Paylaş
Birleşmiş Milletler Güvenlik Konseyi’nde iki Hıristiyan ülke karşı çıktı.
Amerika ve Rusya hayır dedi...
Heyhat, yıllardır “Ümmet... Ümmet” diye yere göğe koyamadığımız Arap âlemi topu birden karşımıza dikildi...
Tıpkı 1914’te yaptıkları gibi...
*
Hadi Mısır’ı anladım...
Mursi yüzünden, Rabia yüzünden kanlı bıçaklıyız...
Hadi Suudi Arabistan’ı anladım...
Kaşıkçı hunharlığı yüzünden boğaz boğazayız...
*
Ya sen Filistin... Sen ey Gazze...
Sen de mi bir kere daha saplayacaktın sırtımıza 100 yıldan beri unutamadığımız o kanlı hançeri...
*
Bu ülke ki... Bu Türkiye...
Cumhurbaşkanı senin uğruna, senin çocuğunun canı, senin idealin, özgürlük ve beka kavgan uğruna ne riskler aldı, ne bedeller ödedi...
*
Sen ki mazlumsun... Ezilmişsin...
Hiç mi bilmezsin...Bu ülke, bu millet ki...

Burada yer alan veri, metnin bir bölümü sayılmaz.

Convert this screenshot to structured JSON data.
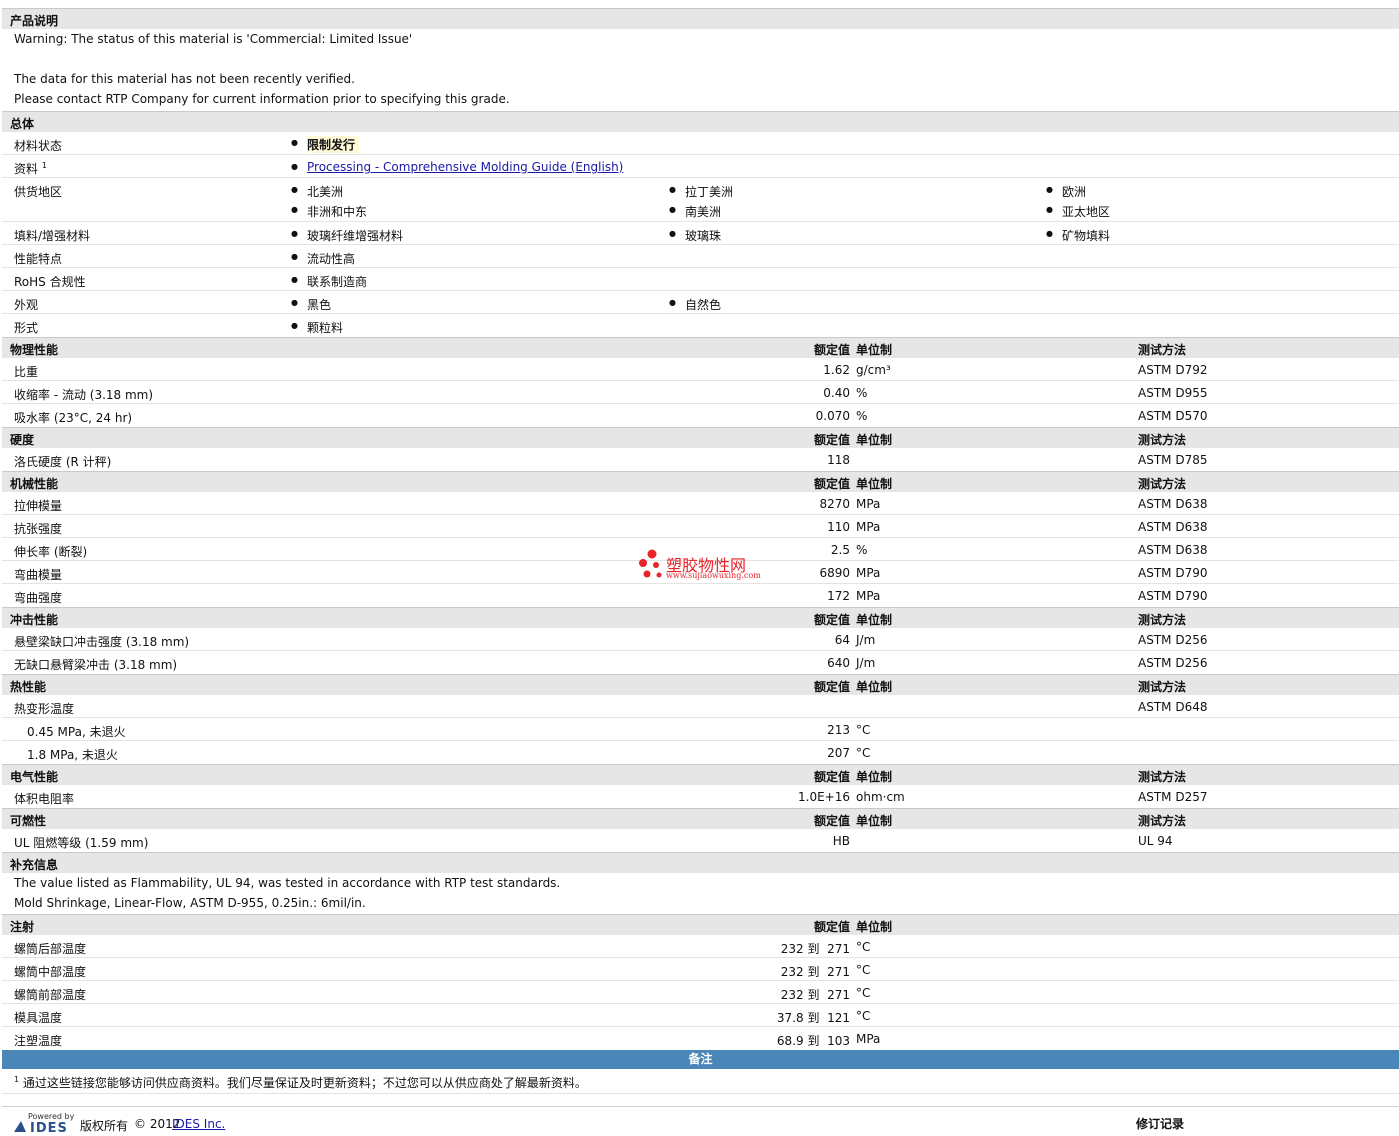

Sırf seni savunmak uğruna sırtına ne belalar sarıldı, halkının cebinden, rızkından, alın terinden, vergisinden neler gitti...
*
Sen de mi ey Gazze...
Senin için yapılan o “One minute” mücadelesinin bir fincan kahve kadar bile hatırı yok muydu be arkadaş...
*
Önceki gün milletçe bir kere daha öğrendik...
Hem de çocuğumuz cephede savaşırken, bebemiz beşiğinde katledilirken öğrendik. Yokmuş...
*
Ey Türk... Ey okur... Ey Ankara...
Sizi bilmem... Ne dersiniz, ne düşünürsünüz, ne hissedersiniz bilmem...
Ama Lawrence’in hatıratında yazdığı o düş kırıklığını şimdi ben de yaşıyor ve onun İngiliz milleti için söylediğini ben de kendi milletim için de haykırıyorum.
Bütün bu Arap ve Filistin illerinin, diyarının topu bir Türk askerinin, bir Türk, bir Kürt çocuğunun kanına değmez...
*
Artık çok iyi biliyorum...
Burası bir kalleşlikler, bir nankörlükler coğrafyasıdır...
*
Çocuğunun da değeri yoktur, büyüğünün de, yaşlısının da...
Erkeğinin beş kiloluk raconu vardır da kadınına bir gramlık değeri çok görür...
*
Ve ben artık, ülkemin, çocuğumun, çocuklarımızın, torunlarımızın kaderini bu coğrafyada görmek, onun uğruna şehit tabutu omuzlamak istemiyorum...
*
Kalbimi kırdı bu Ortadoğu denilen uğursuz bataklık...
Çok fena kırdı...
EY AHMET KARDEŞİM SEN DE GÖRDÜN MÜ
Bir çift lafım da sana Ahmet Davutoğlu kardeşim...
Sen ki yazdığın bir kitabı ispatlamak için bizi soktun bu bataklığa... Sen ki bu pis coğrafyada yeni Osmanlı masalları ile ninnilerle uyuttun bizi, köyün faresine çevirdin...
Ey Ahmet Davutoğlu kardeşim...
Anladın mı gördün mü şimdi Kût’ül-Amâre’de bile ümmeti savunuyorum diye aslında kiminle savaşmışız...
Kût’ül-Amâre’de, Filistin çöllerinde, Mekke’de, Medine’de sırtımıza saplanan o hançerde kimin kanlı eli varmış...
ÇOCUKLARIMIZ İÇİN BİR AKDENİZ DUASI
Bugün cumartesi, sizlere güzel, keyifli şeyler yazmak isterdim.
Ama Arap Birliği’nde alınan karar canımı öyle acıttı ki...
Sadece şu anki hislerimi yazıyorum...
Bir de bütün kalbimle dua ediyorum...
Fırat’ın doğusunda savaşan çocuklarımız, komutanlarımız bir an önce muzaffer olsunlar, hedeflerine ulaşsınlar...
Sağlıkla yurdumuza, yuvalarına dönsünler...
Ve ülkemize artık huzur, barış ve mutluluk gelsin...
Yeniden mutlu, tasada ve sevinçte bir, müreffeh bir Akdeniz ülkesi olalım...
O güzelim Akdeniz neşesi, Karadeniz, Marmara, Ege, Anadolu neşesi yine sokaklarımıza, köylerimize, kasabalarımıza, şehirlerimize, yüreklerimize hükümran olsun.